LONDON, July 2 (Reuters) - Hugh Osmond is at it again, trying to float his latest adventure, Pearl Group.

Life assurance and public houses (an earlier adventure) have little in common except, in Osmond's eyes, the chance to make him serious money. Unfortunately, Pearl's route to the stock market is currently looking decidedly gritty, thanks to the little matter of a 6.58 percent 500 million pound sterling eurobond.

The bond is perpetual subordinated (Tier 1) debt, and was issued by old Resolution, Clive Cowdery's lash-up of a life assurer. After considerable drama, Pearl took over Resolution in 2008. Last March, Osmond announced that although Pearl had plenty of money, he wasn't going to pay the interest.

The price collapsed to 10 pence in the pound and the bondholders were stunned. They thought they owned a relatively safe slice of capital in a solvent life office, but Osmond begs to differ. He argues that the bonds were in fact part of Resolution's equity, that Pearl has no obligation and that the responsibility rests with the old Resolution board or the trustees of the bond.

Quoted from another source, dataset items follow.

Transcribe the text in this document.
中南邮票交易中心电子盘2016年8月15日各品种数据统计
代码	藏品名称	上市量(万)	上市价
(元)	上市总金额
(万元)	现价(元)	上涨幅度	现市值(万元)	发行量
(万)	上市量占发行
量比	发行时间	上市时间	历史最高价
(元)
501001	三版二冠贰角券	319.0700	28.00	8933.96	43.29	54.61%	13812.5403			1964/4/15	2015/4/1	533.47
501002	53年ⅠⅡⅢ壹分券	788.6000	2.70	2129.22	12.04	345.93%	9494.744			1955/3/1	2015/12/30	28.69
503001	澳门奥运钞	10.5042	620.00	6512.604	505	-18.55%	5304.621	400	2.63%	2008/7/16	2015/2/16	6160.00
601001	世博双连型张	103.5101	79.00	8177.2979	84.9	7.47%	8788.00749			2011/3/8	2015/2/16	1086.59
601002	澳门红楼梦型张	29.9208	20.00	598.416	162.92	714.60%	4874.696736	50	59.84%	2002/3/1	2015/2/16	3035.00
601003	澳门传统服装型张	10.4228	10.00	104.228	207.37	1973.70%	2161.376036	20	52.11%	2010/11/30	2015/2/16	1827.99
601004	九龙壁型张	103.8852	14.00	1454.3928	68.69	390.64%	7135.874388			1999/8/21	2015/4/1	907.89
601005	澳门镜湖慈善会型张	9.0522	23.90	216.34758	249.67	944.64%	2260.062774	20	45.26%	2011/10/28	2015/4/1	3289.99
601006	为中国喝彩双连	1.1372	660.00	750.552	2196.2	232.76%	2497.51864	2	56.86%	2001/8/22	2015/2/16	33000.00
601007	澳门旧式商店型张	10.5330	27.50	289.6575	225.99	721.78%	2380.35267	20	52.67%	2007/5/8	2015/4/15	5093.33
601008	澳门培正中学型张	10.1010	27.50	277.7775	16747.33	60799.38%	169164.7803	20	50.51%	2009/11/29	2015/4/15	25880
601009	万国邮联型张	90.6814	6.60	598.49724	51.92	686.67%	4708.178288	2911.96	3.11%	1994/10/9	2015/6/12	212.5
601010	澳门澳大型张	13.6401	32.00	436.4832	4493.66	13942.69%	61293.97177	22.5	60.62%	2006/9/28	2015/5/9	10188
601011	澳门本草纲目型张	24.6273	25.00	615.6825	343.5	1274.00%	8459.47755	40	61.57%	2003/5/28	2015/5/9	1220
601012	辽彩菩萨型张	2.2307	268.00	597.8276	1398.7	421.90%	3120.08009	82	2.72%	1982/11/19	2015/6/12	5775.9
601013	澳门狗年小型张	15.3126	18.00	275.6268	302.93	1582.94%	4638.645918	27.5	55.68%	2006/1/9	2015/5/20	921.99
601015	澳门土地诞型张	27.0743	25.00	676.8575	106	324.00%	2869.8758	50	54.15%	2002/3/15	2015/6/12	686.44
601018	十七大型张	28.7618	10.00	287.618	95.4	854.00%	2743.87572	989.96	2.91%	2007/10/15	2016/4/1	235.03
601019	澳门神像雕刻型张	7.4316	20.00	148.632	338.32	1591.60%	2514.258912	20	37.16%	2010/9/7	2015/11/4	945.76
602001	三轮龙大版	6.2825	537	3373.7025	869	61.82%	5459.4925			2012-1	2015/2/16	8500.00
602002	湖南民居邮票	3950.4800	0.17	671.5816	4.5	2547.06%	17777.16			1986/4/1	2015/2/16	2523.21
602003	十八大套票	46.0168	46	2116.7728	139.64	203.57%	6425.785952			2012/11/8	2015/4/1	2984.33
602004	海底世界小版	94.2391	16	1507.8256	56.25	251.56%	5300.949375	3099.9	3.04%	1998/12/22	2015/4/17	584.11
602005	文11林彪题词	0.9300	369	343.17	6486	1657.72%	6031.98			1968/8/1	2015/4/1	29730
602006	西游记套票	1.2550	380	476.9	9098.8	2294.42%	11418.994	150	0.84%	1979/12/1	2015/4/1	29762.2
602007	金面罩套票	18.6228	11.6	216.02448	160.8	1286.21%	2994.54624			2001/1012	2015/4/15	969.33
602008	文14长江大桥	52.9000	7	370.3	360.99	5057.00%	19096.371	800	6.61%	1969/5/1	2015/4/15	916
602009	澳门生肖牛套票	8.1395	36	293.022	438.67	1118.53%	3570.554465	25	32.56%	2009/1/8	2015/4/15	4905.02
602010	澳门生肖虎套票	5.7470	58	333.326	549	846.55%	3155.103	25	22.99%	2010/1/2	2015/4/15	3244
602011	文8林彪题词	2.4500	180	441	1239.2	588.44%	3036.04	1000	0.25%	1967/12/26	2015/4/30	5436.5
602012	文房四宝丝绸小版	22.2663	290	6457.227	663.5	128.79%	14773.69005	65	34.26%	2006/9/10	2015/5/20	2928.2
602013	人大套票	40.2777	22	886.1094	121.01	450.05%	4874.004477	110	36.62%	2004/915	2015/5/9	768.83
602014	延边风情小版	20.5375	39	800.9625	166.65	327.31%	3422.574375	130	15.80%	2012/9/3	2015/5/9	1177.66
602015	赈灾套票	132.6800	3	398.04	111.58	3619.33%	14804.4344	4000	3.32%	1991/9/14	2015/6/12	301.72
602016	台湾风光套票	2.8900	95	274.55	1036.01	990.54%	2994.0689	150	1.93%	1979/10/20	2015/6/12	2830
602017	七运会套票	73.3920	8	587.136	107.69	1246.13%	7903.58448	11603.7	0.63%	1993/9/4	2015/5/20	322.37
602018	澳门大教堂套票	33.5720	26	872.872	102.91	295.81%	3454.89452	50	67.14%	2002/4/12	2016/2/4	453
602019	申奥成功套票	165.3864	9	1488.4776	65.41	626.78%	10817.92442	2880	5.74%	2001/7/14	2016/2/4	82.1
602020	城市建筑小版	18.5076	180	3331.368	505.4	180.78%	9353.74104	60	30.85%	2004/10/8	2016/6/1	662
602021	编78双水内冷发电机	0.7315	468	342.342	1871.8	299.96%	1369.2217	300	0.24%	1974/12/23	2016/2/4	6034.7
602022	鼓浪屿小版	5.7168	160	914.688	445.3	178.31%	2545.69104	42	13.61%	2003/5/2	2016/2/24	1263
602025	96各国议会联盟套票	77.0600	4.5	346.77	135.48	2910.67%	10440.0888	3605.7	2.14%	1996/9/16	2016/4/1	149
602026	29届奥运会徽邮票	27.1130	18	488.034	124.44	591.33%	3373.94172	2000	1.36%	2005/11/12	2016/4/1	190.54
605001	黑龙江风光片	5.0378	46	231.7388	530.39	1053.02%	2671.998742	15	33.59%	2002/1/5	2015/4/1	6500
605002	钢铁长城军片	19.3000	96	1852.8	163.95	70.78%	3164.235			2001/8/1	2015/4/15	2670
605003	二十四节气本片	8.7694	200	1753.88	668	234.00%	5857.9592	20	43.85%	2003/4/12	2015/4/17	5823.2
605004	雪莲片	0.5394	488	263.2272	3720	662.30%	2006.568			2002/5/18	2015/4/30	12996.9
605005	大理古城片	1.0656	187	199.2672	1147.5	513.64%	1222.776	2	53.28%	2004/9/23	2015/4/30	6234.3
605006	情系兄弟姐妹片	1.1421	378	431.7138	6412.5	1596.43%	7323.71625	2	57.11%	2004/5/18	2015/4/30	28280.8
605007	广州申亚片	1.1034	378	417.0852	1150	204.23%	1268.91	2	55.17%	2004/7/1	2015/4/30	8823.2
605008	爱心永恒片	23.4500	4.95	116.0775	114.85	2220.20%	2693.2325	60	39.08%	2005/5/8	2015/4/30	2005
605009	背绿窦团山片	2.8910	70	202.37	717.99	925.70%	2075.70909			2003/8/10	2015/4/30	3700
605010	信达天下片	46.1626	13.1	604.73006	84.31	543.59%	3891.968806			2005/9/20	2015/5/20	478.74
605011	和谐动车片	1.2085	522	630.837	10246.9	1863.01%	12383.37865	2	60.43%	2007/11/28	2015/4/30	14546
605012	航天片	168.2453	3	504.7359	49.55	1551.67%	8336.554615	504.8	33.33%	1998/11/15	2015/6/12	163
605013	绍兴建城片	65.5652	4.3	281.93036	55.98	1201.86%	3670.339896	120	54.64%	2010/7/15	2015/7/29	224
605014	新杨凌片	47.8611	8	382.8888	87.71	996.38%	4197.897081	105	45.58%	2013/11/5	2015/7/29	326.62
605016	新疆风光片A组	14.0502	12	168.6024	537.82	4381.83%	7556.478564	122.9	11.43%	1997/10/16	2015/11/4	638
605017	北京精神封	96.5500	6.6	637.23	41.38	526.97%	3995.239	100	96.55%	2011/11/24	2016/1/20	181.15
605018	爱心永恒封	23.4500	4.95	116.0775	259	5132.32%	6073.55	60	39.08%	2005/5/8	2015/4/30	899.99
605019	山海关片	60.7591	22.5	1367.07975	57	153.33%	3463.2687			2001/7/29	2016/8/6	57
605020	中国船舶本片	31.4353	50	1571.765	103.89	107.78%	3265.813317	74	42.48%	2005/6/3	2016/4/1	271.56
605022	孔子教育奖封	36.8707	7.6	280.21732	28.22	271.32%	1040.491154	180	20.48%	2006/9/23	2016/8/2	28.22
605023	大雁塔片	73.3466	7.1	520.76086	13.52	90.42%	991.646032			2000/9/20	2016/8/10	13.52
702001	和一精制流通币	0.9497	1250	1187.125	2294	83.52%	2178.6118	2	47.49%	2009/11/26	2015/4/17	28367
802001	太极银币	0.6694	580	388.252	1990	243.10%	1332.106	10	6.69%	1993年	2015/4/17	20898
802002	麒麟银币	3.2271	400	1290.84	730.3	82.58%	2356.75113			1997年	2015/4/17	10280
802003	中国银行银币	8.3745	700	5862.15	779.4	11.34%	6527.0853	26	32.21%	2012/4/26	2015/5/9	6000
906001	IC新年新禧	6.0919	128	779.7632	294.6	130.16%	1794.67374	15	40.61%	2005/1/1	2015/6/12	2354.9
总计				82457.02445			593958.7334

It's taken the bondholders a couple of months to get their corporate heads round this, and even now their lawyers are only "gathering evidence". Perhaps they have a sneaking suspicion that Osmond is right, and that he's entitled to treat the bonds as zero-coupon perpetuals. With so many parties, and so much at stake, this could turn into a corporate version of Jarndyce v. Jarndyce, the interminable legal battle in Charles Dickens' Bleak House.

Fortunately for the bondholders, who include the usual suspects like AXA, F&C and Fidelity, they have further leverage. Pearl's refinancing is now complete, and Osmond is itching to float the business [ID:nLT293015], not least to give him a currency to exploit the opportunities "unequalled for several decades" that he can see in the life business.

New Pearl would go straight into the FTSE 100, and can hardly afford to be scrapping with some of the biggest UK equity investors. A resolution (sorry) is thus in everyone's interests, and now Pearl's refinancing is in place, Osmond can afford to be emollient.

Sensing this, buyers have nibbled at these supposedly worthless bonds, taking the price up to 20 pence in the pound. There seems no realistic chance of repayment at par, but if Pearl, the well-padded directors of old Resolution, the bond trustees (and all the various parties' insurers) get together, there could still be a happy ending, of sorts.